Using pullMethod: node we also support import from OpenShift imageStream instead of url:

apiVersion: cdi.kubevirt.io/v1beta1
kind: DataImportCron
metadata:
  name: rhel8-image-import-cron
  namespace: openshift-virtualization-os-images
spec:
  template:
    spec:
      source:
        registry:
          imageStream: rhel8-is
          pullMethod: node
      storage:
        resources:
          requests:
            storage: 5Gi
        storageClassName: hostpath-provisioner
  schedule: "0 0 * * 5"
  importsToKeep: 4
  managedDataSource: rhel8

Currently we assume the ImageStream is in the same namespace as the DataImportCron.

To create an ImageStream one can use for example:

  • oc import-image rhel8-is -n openshift-virtualization-os-images --from=registry.redhat.io/rhel8/rhel-guest-image --scheduled --confirm
  • oc set image-lookup rhel8-is -n openshift-virtualization-os-images

Or on CRC:

  • oc import-image cirros-is -n openshift-virtualization-os-images --from=kubevirt/cirros-container-disk-demo --scheduled --confirm
  • oc set image-lookup cirros-is -n openshift-virtualization-os-images

More information on image streams is available here and here.

DataImportCron source formats

  • PersistentVolumeClaim
  • VolumeSnapshot

DataImportCron was originally designed to only maintain PVC sources,
However, for certain storage types, we know that snapshots sources scale better.
Some details and examples can be found in clone-from-volumesnapshot-source.

We keep this provisioner-specific information on the StorageProfile object for each provisioner at the dataImportCronSourceFormat field (possible values are snapshot/pvc), which tells the DataImportCron which type of source is preferred for the provisioner.

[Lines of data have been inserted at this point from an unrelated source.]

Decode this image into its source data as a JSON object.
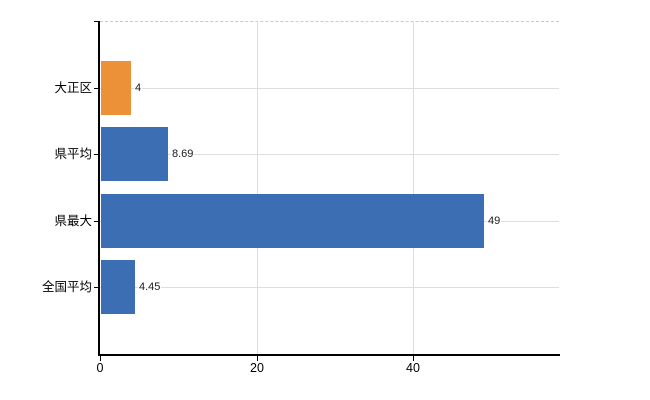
{
  "chart_data": {
    "type": "bar",
    "orientation": "horizontal",
    "title": "",
    "xlabel": "",
    "ylabel": "",
    "categories": [
      "大正区",
      "県平均",
      "県最大",
      "全国平均"
    ],
    "values": [
      4,
      8.69,
      49,
      4.45
    ],
    "value_labels": [
      "4",
      "8.69",
      "49",
      "4.45"
    ],
    "bar_colors": [
      "#EC9138",
      "#3C6EB3",
      "#3C6EB3",
      "#3C6EB3"
    ],
    "xlim": [
      0,
      58.7
    ],
    "x_ticks": [
      {
        "value": 0,
        "label": "0"
      },
      {
        "value": 20,
        "label": "20"
      },
      {
        "value": 40,
        "label": "40"
      }
    ],
    "grid": true,
    "legend": false,
    "colors": {
      "highlight_bar": "#EC9138",
      "default_bar": "#3C6EB3",
      "gridline": "#DDDDDD",
      "axis": "#000000",
      "plot_top_border": "#C9C9C9",
      "text": "#000000"
    }
  }
}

Some provisioners like ceph rbd are opted in automatically.
To opt-in manually, one must edit the StorageProfile:

apiVersion: cdi.kubevirt.io/v1beta1
kind: StorageProfile
metadata:
  ...
spec:
  dataImportCronSourceFormat: snapshot

To ensure smooth transition, existing DataImportCrons can be switchd to maintaining snapshots instead of PVCs by updating their corresponding storage profiles.